Think how many thousand of kids every year, at clubs all over the world try an make it as a footballer. Think of all the hours of training, the missing doing normal shit with your mates after school because you have to train or travel to a match. A lot of them either convince themselves or train so hard they think they'll make it, so a lot of them don't do as well at school because of the lifestyle. Then they get dumped. Told you aren't good enough, sorry. They have nothing to fall back on, no plan B. How many times do you read about people who have gone off the rails who were talented footballers as kids?
To make it to the very top there are years and years of sacrifices that we take for granted. You can't have a night out without being interrupted all night. No swift pint after work. It may make it easier to meet women (probably way out your league too), but you hardly see them. Travel to away games, internationals, training camps etc. You and your kids sacrifice those special moments like first words or school plays because you are in the arse end of nowhere for a World Cup qualifier against a bunch of part timers. You can't drink excessively (if at all), you have to have specific diets etc. It's also a short career, maybe 15 years. Then what are you qualified for? What do you do with your life to fill the void left by football? You may have money, but that can make it worse. Keith Gillespie had loads of money but also tons of free time after football so filled it with Gambling. Just because you are rich doesn't make societal or mental issues go away, it changes the dynamic obviously, but they still exist. With some of the players from poorer countries they essentially have to bankroll all their friends and family too, hence some of the huge entourages that appear. Not because they probably want to, but because it's the only way to keep them in a somewhat comfortable life.

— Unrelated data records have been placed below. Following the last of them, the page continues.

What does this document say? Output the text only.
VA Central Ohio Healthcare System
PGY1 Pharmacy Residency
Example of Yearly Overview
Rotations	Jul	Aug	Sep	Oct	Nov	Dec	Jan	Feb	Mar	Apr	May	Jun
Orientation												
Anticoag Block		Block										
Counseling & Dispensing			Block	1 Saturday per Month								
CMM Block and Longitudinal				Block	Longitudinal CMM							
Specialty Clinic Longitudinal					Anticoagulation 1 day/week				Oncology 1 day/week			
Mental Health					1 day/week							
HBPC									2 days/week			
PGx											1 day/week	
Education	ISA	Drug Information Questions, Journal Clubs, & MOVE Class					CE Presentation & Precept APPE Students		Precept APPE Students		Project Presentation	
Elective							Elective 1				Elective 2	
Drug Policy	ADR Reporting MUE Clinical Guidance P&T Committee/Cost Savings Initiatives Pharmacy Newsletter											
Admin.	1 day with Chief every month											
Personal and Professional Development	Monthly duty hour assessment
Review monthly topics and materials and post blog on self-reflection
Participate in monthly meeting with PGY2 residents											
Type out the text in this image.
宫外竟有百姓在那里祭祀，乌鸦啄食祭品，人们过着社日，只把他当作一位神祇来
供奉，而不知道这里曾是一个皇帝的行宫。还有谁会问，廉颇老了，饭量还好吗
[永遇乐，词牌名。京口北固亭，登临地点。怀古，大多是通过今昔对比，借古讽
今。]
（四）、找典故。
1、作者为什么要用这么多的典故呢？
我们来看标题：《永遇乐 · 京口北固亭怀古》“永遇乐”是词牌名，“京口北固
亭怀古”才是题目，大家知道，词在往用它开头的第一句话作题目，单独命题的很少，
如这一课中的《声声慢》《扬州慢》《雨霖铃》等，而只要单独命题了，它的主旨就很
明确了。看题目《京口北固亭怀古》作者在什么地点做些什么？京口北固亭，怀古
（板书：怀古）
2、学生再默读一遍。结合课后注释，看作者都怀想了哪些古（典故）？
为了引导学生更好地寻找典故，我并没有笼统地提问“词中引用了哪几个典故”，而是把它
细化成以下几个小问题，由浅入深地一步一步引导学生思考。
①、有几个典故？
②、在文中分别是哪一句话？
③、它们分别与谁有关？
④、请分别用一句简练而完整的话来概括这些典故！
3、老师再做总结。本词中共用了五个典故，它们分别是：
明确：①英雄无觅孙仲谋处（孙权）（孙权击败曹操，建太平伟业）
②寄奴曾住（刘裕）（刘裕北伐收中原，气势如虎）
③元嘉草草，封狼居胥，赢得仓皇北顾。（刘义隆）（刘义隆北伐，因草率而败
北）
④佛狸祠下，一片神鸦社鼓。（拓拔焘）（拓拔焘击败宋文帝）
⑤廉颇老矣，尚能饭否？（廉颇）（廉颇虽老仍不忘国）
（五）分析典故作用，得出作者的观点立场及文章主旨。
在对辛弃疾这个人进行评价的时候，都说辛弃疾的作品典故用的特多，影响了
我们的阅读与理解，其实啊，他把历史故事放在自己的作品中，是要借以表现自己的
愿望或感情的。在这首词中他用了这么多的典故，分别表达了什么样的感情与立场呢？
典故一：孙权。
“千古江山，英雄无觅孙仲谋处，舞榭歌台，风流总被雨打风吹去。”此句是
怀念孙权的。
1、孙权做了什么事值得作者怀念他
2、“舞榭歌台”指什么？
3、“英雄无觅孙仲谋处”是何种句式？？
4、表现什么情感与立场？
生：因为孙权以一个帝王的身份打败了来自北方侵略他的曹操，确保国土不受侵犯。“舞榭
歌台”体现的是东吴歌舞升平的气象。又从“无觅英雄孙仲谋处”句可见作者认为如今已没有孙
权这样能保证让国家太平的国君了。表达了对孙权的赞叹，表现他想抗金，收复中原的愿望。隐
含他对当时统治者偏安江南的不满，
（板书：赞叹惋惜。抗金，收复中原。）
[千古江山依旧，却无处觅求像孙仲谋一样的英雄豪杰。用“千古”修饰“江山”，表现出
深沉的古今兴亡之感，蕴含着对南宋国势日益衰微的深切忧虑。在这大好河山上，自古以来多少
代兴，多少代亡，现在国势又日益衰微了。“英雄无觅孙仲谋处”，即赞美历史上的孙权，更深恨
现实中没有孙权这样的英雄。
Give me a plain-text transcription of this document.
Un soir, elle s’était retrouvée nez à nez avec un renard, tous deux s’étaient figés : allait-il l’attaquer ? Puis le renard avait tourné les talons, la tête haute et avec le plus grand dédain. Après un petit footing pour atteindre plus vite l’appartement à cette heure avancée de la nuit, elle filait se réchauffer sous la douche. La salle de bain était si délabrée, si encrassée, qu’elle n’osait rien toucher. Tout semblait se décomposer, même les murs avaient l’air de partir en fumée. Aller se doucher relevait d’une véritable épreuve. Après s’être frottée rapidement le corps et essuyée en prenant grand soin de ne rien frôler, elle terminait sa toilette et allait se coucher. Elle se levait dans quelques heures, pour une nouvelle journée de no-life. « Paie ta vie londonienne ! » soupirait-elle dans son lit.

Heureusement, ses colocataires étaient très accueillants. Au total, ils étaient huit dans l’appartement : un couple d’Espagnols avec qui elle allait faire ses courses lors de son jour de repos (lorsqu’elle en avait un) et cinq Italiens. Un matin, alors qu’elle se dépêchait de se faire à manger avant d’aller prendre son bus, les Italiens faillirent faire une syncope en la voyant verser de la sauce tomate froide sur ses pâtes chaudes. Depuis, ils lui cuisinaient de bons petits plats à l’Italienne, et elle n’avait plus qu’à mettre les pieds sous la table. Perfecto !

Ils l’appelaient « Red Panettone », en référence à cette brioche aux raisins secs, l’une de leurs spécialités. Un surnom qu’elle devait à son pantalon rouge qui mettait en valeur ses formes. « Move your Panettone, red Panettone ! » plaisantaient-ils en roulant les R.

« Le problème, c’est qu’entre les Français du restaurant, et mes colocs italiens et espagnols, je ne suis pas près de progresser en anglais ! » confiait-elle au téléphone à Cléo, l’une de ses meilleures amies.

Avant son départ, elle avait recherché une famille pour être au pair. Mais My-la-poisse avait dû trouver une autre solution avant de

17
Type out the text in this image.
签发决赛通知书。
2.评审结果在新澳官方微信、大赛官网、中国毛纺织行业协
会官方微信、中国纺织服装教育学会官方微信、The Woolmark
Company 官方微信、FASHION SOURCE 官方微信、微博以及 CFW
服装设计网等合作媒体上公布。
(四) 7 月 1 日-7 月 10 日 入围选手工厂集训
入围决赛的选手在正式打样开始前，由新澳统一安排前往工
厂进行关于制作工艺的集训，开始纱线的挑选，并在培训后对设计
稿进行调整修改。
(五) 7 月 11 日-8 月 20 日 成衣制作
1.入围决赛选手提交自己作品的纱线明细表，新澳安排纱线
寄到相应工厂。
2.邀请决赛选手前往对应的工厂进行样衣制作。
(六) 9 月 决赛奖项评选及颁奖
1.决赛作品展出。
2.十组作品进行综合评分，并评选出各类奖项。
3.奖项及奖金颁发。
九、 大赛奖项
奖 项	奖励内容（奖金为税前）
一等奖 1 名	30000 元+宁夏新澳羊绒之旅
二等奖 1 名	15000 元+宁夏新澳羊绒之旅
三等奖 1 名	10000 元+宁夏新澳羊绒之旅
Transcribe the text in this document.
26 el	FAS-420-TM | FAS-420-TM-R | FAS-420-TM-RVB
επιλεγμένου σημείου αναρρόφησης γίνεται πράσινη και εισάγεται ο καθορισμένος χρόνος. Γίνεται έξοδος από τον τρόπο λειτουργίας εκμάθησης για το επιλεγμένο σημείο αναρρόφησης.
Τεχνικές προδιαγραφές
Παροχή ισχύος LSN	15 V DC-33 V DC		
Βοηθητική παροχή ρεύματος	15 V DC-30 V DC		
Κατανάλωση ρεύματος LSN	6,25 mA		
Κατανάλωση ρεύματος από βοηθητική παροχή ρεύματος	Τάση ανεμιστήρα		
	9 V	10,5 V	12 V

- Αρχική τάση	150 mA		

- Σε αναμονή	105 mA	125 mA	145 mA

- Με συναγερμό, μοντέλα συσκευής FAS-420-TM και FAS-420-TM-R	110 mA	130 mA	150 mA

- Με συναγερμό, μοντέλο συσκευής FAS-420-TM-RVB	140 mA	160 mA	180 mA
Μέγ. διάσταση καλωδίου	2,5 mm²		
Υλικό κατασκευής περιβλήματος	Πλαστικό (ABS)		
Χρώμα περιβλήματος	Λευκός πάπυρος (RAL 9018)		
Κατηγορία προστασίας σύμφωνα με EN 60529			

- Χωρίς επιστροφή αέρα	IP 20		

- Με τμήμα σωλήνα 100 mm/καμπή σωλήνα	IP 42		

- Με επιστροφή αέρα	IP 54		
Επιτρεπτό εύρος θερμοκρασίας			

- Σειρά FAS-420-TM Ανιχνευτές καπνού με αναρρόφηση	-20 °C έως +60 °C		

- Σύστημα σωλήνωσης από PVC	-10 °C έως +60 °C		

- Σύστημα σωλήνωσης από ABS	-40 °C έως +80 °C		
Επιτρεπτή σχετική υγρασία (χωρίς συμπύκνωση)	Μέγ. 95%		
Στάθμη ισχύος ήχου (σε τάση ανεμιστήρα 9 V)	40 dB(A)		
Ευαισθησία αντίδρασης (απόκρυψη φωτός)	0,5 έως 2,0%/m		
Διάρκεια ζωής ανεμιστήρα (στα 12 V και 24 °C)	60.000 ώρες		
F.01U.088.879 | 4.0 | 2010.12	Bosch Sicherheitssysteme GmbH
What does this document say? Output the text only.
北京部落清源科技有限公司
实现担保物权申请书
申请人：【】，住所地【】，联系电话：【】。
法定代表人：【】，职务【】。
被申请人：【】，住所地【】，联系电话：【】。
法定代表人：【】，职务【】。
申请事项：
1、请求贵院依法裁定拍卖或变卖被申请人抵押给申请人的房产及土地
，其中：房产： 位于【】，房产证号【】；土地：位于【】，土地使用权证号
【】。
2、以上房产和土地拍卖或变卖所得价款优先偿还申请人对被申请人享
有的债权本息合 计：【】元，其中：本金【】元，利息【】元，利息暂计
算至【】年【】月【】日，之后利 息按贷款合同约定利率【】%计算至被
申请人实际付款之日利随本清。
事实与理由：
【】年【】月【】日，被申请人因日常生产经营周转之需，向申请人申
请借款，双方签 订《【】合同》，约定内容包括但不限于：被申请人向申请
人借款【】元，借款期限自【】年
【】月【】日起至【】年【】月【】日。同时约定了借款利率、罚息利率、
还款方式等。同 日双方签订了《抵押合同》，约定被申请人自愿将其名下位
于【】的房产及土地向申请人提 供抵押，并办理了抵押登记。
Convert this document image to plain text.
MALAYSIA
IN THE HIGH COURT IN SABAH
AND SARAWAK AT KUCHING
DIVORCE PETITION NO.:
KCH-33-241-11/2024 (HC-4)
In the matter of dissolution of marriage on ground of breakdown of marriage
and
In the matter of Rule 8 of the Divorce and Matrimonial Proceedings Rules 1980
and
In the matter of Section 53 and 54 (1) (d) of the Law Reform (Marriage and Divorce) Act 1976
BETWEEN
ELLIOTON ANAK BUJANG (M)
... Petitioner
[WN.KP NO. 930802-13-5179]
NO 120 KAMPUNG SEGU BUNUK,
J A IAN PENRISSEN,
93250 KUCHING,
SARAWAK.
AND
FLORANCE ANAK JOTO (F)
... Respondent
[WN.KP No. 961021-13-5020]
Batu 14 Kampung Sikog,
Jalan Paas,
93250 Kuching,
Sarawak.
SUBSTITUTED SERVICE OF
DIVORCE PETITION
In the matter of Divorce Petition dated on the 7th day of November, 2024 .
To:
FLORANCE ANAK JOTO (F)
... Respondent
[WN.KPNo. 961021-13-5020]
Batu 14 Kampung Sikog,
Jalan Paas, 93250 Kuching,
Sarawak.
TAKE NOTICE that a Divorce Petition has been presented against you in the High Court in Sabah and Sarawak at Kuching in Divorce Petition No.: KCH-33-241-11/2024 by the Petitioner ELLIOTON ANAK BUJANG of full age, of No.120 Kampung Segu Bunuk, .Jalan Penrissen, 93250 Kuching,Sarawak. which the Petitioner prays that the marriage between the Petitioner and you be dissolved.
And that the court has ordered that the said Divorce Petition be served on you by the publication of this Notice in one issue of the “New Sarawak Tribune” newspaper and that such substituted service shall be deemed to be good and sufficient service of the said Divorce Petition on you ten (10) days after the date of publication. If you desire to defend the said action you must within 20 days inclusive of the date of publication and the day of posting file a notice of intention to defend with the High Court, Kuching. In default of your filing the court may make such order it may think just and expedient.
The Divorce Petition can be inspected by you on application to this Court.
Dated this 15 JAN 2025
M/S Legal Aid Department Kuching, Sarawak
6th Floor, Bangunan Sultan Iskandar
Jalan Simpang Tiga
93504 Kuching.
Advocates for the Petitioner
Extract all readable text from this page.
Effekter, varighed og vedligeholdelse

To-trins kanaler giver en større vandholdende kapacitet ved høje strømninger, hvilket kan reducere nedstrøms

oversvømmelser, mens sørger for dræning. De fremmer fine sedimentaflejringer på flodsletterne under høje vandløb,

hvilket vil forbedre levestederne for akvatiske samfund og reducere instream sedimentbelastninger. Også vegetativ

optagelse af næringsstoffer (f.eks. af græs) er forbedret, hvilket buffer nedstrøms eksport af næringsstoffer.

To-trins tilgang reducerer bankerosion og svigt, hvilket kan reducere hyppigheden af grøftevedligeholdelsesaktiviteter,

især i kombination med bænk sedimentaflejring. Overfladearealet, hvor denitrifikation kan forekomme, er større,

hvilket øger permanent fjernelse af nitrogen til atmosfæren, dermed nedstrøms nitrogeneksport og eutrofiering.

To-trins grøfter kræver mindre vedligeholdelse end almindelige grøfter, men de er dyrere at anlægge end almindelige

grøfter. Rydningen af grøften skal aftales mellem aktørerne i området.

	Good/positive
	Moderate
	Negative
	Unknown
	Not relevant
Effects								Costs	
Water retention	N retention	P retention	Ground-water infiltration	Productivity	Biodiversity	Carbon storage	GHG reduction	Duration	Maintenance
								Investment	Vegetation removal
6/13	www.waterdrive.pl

So yeah, I'd say they deserve what they can get. For the most part they are a bunch of working class kids who did good, sacrificed huge chunks of childhood and as adults sacrifice even more things we take for granted and for which there is a small window of time to make money to set themselves and their families up for life. In a world where Jeff Bezos makes billions exploiting working class people to work for minimum wage and forcing them to piss in bottles, it's good to see some of them take their slice of a very lucrative pie. Wages are a cost of doing business and the Premier League does very fucking good business based on the talents and sacrifices of those 20 squads of players.